In 2007, she opened her first gallery, dba256, in Pomona, followed by Andi Campognone Projects, which showed artists such as Roland Reiss, Lita Albuquerque, Thomas McGovern and Sant Khalsa. A past President of the Pomona Arts Colony Association, she also served on the City of Pomona Cultural Arts Commission, where she contributed to the writing of the Cultural Master Plan and the Arts in Public Places Policy.

In 2011, Campognone became the Museum Manager/Curator for the Museum of Art and History in Lancaster, CA (MOAH), and began an ambitious program focusing on contemporary California artists that included exhibition and acquisition. She co-curated MOAH's opening show, "Smooth Operations: Substance and Surface in Southern California Art" with Peter Frank. The exhibition looked at the use of new and non-traditional materials in the fabrication of art objects, many of which came directly from the aerospace industry, leading to the emergence of artistic movements such as Finish Fetish and Light and Space. Among the artists featured in Smooth Operations were Larry Bell, DeWain Valentine, Ronald Davis, Craig Kauffman, Judy Chicago, Roland Reiss, Norman Zammitt, Fred Eversley, VASA, Doug Edge, Terry O’Shea and Jerome Mahoney.

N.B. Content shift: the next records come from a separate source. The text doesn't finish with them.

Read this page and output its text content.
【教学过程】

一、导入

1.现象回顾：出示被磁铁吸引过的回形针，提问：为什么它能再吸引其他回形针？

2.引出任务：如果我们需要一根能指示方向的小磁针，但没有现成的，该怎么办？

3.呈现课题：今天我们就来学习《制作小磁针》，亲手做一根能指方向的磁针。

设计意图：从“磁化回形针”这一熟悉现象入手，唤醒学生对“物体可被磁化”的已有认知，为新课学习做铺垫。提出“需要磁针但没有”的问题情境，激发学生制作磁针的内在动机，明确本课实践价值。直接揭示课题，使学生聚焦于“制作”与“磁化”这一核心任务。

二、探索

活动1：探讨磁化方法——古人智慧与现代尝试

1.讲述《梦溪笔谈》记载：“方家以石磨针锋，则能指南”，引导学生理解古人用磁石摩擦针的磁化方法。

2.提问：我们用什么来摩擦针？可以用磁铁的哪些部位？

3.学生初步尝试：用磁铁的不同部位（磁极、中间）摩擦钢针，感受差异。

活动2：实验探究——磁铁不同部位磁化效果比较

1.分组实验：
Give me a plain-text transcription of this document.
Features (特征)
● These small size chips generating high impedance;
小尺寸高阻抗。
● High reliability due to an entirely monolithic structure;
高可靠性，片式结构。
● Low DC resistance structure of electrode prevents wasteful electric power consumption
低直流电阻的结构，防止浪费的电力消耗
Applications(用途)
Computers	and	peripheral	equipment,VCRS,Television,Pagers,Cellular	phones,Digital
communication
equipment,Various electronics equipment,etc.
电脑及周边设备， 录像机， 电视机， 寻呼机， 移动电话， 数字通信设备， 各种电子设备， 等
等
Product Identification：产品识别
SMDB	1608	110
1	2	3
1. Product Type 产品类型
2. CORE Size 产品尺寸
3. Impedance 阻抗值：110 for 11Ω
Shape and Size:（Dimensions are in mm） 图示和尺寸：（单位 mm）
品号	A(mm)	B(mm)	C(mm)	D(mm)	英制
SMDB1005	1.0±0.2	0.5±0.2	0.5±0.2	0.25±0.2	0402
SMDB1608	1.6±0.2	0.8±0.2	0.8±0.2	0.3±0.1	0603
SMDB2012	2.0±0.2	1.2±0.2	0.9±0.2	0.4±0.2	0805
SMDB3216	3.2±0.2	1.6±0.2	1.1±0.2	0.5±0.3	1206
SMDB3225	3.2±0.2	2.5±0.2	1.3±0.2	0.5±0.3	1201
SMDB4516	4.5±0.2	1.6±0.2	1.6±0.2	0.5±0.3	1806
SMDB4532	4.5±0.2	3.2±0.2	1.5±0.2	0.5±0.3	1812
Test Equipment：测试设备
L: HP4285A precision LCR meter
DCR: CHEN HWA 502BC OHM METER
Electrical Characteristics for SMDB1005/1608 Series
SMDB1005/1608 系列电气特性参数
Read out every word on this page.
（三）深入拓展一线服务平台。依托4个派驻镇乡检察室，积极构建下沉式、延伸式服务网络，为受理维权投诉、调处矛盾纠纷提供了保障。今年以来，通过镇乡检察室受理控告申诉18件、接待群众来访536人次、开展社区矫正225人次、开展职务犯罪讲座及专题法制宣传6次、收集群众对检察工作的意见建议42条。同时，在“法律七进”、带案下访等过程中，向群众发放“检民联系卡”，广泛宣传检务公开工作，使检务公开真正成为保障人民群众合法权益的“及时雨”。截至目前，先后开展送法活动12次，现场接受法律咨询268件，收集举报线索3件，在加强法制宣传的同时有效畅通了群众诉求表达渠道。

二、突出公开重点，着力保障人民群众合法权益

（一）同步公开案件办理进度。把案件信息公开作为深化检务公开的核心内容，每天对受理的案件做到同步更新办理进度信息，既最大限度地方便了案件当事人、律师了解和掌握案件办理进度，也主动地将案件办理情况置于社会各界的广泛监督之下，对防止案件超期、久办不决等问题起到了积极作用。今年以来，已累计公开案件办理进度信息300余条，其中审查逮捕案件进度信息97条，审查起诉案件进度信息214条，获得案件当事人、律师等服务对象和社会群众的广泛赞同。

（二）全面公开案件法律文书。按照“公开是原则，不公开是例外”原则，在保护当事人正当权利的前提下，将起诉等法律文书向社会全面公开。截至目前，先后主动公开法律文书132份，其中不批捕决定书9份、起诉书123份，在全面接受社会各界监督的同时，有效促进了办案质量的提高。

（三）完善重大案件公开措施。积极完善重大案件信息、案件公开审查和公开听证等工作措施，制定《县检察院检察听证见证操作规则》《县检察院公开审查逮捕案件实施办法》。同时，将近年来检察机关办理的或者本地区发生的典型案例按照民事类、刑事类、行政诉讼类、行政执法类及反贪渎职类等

Since then, Campognone has helped launched the museum's green initiative, created community programs, and curated shows featuring artists Ed Moses, Kim Abeles, Lita Albuquerque, Gary Baseman, Karl Benjamin, Charles Dickson, Nancy Macko, Catherine Opie, Kim Stringfellow, Phillip K. Smith III, Shepard Fairey, Banksy, Barry McGee, Keith Haring, Robbie Conal, Gary Lang, Ruth Pastine, Linda Vallejo, Justin Bower and Andrew Frieder.

Campognone wrote Circles and Words, which explored the career of artist Gary Lang. She also executive produced the 2014 documentary Mana, directed by Eric Minh Swenson, which explores the studio practice of 10 Los Angeles artists and their relationship to surfing and the ocean.

She currently serves on granting committees for Los Angeles County Arts Commission and the California Community Foundation and is a member of the advisory board for the Los Angeles Art Association.